Perhaps Mayer has missed the story of Al Gore's investments in green technology while he has been the face of climate change philanthropy. See, for instance, this story on his $300 million Alliance for Climate Protection or this on his corporate conflicts of interest. Mayer goes much further than to accuse the Kochs of financially profiting from their philanthropy. She implies that David Koch's gifts of tens of millions of dollars to cancer research will put him in a position to influence EPA policies on whether chemicals that his company produces are declared carcinogens. And then she suggests that he has used his gifts at the American Museum of Natural History to influence the way the museum depicts climate change in its exhibits. This, too, she suggests will influence public opinion of climate change and therefore help his environment-destroying company. Maybe I'm being naive but this seems a little far-fetched.
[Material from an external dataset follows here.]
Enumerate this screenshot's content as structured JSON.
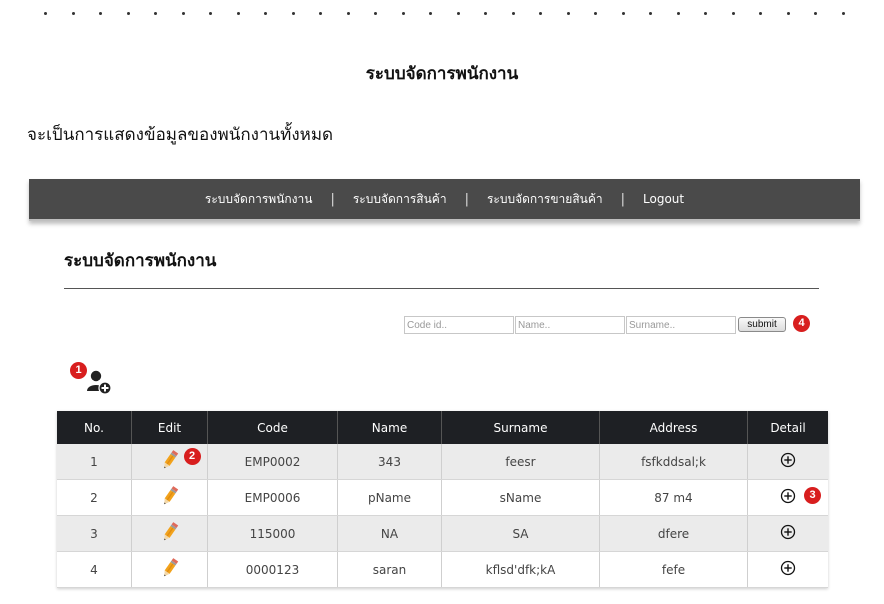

Maybe David Koch just thinks cancer research and the AMNH are good causes. (She didn't find an ulterior motive for his gifts to the American Ballet Theater, but give it time) At any rate, it seems to me that by Mayer's account any gift to a free-market think tank or advocacy organization by anyone would not be considered philanthropy. Anyone who earns a paycheck might want lower taxes and give to a group that fights for them. Is that not philanthropy because it could mean more money in that person's pocket someday? In Mayer's view, the only reason you'd want less government intervention in your life is to make money and if you make money then you can't have a charitable intent. Or maybe I've just "confused making money with freedom."